Technology is crucial for ABM success. Now, that doesn’t mean just because you purchased and implemented an ABM software that you are ABM-ready. On the contrary, with only a software in place and none of the strategic work completed mentioned in previous sections, the software’s utility is virtually null and void. To be ABM-ready, at the very least a solid technology infrastructure will include a:
Marketing Automation System
Targeted ABM Advertising Tools
Contact Data ID and Augmentation Tool(s)
If these are either implemented in your business with no strategy behind them, or vice versa, make sure both strategy and tech stack are set to go before continuing down the path to an ABM program.
Your tech stack cannot function without content nor data, and because account-based marketing success depends partly on the right content reaching the right audience at the right time, it’s crucial to ensure your organization has content already made or at least the ability to build meaningful, targeted content to support an ABM initiative.
If your organization doesn’t have the capacity to create this kind of content nor the insights with which to drive this kind of content creation, this will be a major roadblock to ABM success.

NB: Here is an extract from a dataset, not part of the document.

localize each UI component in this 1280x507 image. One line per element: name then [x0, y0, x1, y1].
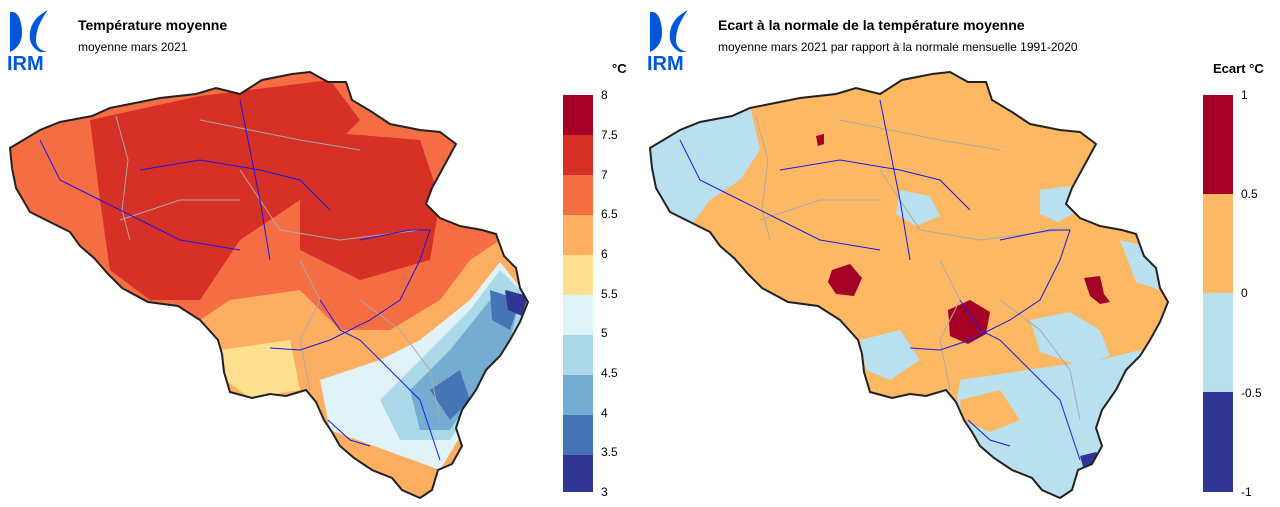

If your organization has content capacity and a solid tech stack running to engage target accounts, you will be receiving data on your campaign, right? While it’s nice to assume content and tech stack alone will convert, your website must be optimized for conversions.
This means personalization where possible, form optimization, and readily available additional content post-conversion. If your website is not optimized for personalization nor conversions, you will need to do this before moving on with an ABM action plan.
Creating ABM Organizational Alignment
It’s been mentioned a few times already, but in the end, your organization will never be ABM-ready without at least the ability to align across functions, including marketing, sales and operations teams, to fully support an ABM focus. No more siloed departments competing for the spotlight. Everyone is in this together to hit key business objectives like increased average deal size, increased funnel velocity, and increased close rates.
It might seem like a heroic task to get your organization ABM-ready, but once it is ABM ready, the rest of the process towards ABM program implementation becomes much smoother.